Cho, Chin, and the round-table interlocutors are obsessed with images in pornography. They are wrong that there are no "Asian" tops in mainstream gay pornography (Brandon Lee, for instance), and I am dubious that the audience for Thai and Japanese pornography is white men (knowing some GAPI men with extensive collections of Thai and Japanese porno films that are not even playable on American video players). All I could do was to laugh at Cho's claim that whiteness is what is eroticized by tan lines of white porno actors. The contrast of untanned "private parts" to tanned limbs and torsoes seems to me to focus attention on those parts rather than on their lack of color. Moreover, there was status in pallor in Japan and China when they were closed societies, before they were forced open by US and European gunships, and there are many gay men of Chinese and Japanese descent/origin whose skin is lighter than southern Europeans. GAPI men can have tan lines. Many do, some of them very carefully cultivated for their erotic value—the erotic value of making their "private parts" contrast when they are undressed.

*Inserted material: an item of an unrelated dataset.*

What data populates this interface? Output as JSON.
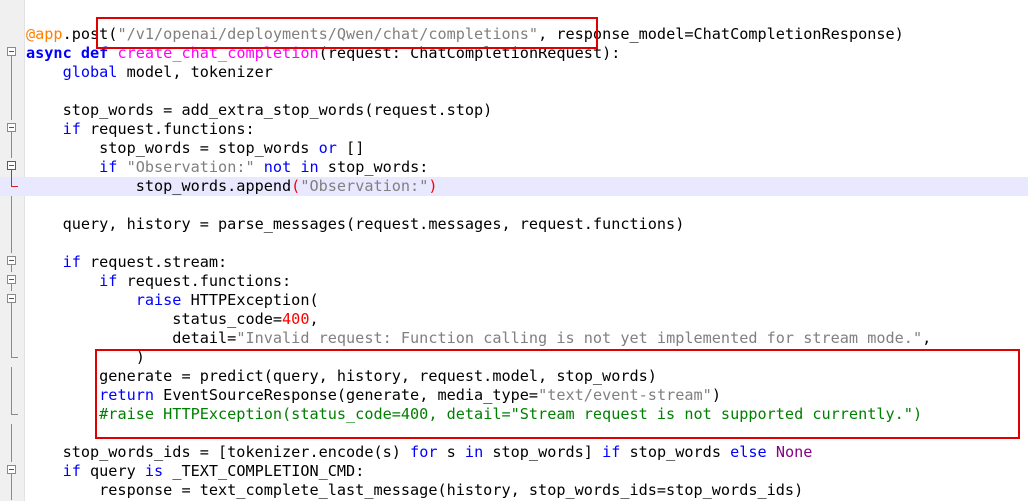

There is one chapter by an Anglo Canadian, Tim McCaskell, which points out that "rice queen" (someone specializing in GAPI sexual partners)
is not a nice category. It's not said with pride. Not an honour. Not a badge to be worn proudly. Asians often distrust and dislike those known as rice queens.... Even rice queens don't like rice queens. There is very little solidarity exhibited. There are lots of groups for gay Asians. There are lots of groups for Asians and friends. But can anybody think of a group for non-Asians who like Asians? For one thing rice queens are competing with each other. For another, the stigma involved means that everyone wants to show that he's not like the rest of them. Rice queenliness stands out as a practice, but it seems to be having difficulty emerging as an identity.
McCaskell also notes that "the market forces are shifting. The sexual significance of 'race' is every day less saturated with the old relations of colonialism and imperialism."

The very interesting round-table discussion (recorded in 1995) includes recognition of differences between localities depending on the size of API population and a glimmering of recognition of the different experiences and valuations those gay men of API descent born in Canada and the US have in contrast to those born and raised in API societies. Wayne Yung, who characterized Richard Fung's analysis "tired," notes that "blaming white guys and not doing anything about it sounds like you're expecting them to fix it." But even he does not complicate the picture with any attention to the eroticizations of blacks and Latinos and the attitudes of blacks and Latinos to Asians (gay or not). Popular culture, a focus of the attention of these GAPI intellectuals, is very far from being all-white, but they seem not to want to address the visibility of other kinds of nonwhite persons or the attitudes of blacks and Latinos to Asians and Pacific Islanders.